2.2 Buchwertübertragung
Für die Gewinnminderung, die auf der Übertragung der Wirtschaftsgüter zu Buchwerten auf die maltesische Tochtergesellschaft beruht, kommt ebenfalls eine außerbilanzielle Hinzurechnung gemäß § 1 Abs. 1 AStG in Betracht. Voraussetzung hierfür ist eine Minderung der Einkünfte, die durch eine nicht fremdübliche Bedingung im Rahmen einer Geschäftsbeziehung zum Ausland veranlasst ist. Geschäftsbeziehung in diesem Sinne ist gemäß § 1 Abs. 4 AStG wiederum jede den Einkünften zugrunde liegende schuldrechtliche Beziehung, die nicht aufgrund einer gesellschaftsvertraglichen Vereinbarung erfolgt ist. Der Annahme einer Geschäftsbeziehung steht jedenfalls nicht entgegen, dass die Klägerin die Wirtschaftsgüter verdeckt in die maltesische Tochtergesellschaft eingelegt hat, also ohne eine wertgleiche Gegenleistung zu erhalten ‒ wie sie unter fremden Dritten üblich wäre.
Eine solche gesellschaftsvertragliche Vereinbarung setzt wiederum voraus, dass die Übertragung der Wirtschaftsgüter nicht nur (formal) zu den gesellschaftsvertraglichen Abreden gehört, sondern auch zu einer Änderung der Gesellschafterstellung der Klägerin führt (z. B. Änderung der Beteiligungshöhe oder der Beteiligungsrechte).

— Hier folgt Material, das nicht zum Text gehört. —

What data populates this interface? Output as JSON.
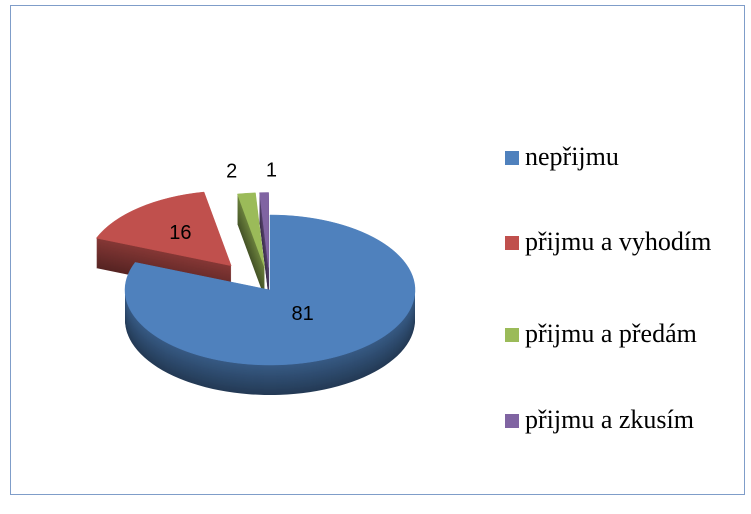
{
  "chart_data": {
    "type": "pie",
    "categories": [
      "nepřijmu",
      "přijmu a vyhodím",
      "přijmu a předám",
      "přijmu a zkusím"
    ],
    "values": [
      81,
      16,
      2,
      1
    ],
    "colors": [
      "#4f81bd",
      "#c0504d",
      "#9bbb59",
      "#8064a2"
    ],
    "legend": "right"
  }
}
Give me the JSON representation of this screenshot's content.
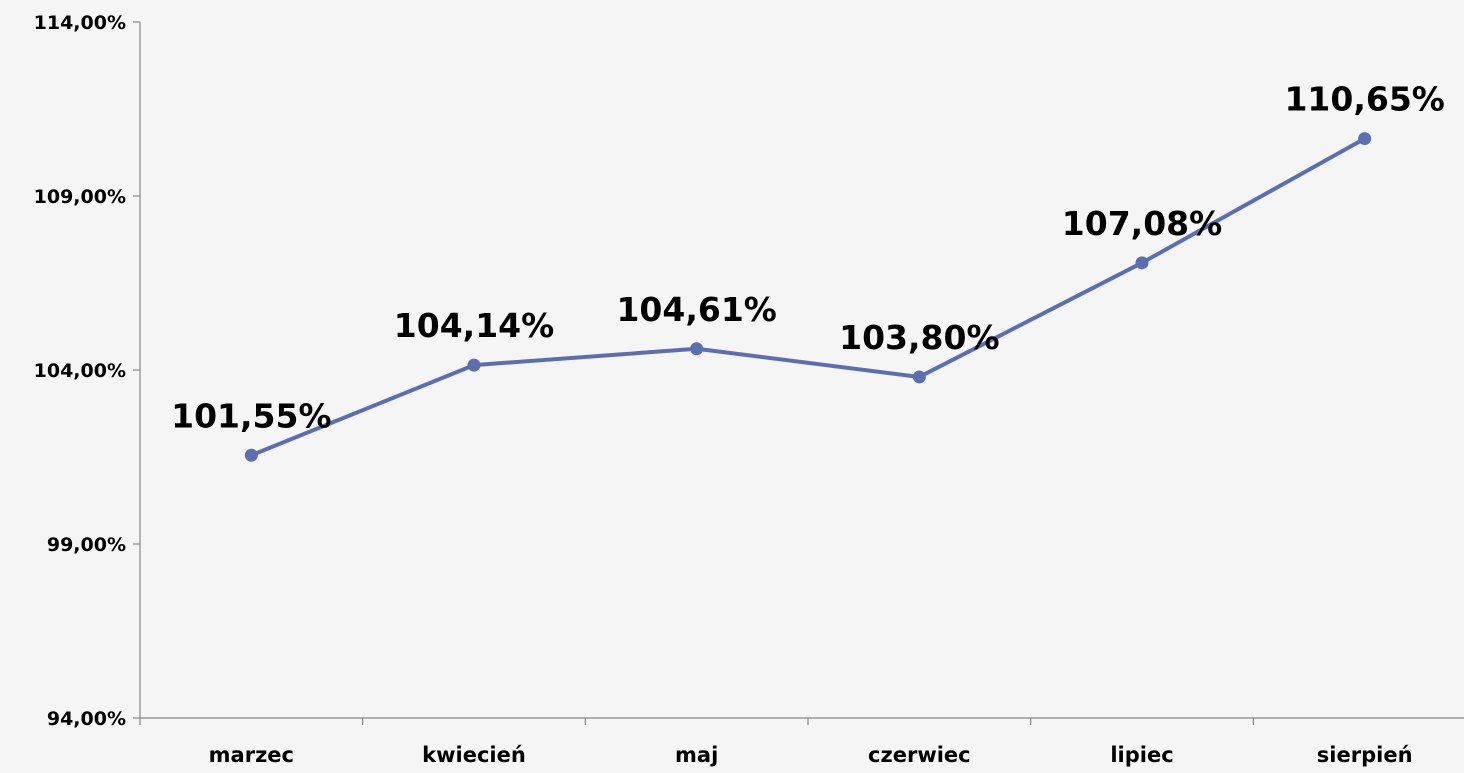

3. Relevanz für die Praxis
Die Entscheidung hat im Konzernbereich erhebliche Bedeutung, da sie die bisher nur unter Verwandten geltenden „harten“ Anforderungen an die Darlehensvergabe nunmehr auch auf den Konzernbereich überträgt.
Das bedeutet, dass bei Darlehensvereinbarungen unter zusammenhängenden Konzerngesellschaften nicht mehr nur auf eine angemessene marktübliche Verzinsung geachtet werden muss, sondern auch auf eine marktübliche Besicherung. Letzteres kann somit nur durch Grundpfandrechte, Sicherheitsübertragungen oder entgeltliche Bürgschaften der Konzernspitze erfolgen.
Hinsichtlich der Buchwertübertragung ist festzustellen, dass eine solche nur noch dann möglich ist, wenn sie aus gesellschaftsrechtlichen Gründen erfolgt ist, sich also in einer Mehrung von Beteiligungskapital im Anlagevermögen der X-GmbH auswirken würde. Im Streitfall war dies nicht der Fall.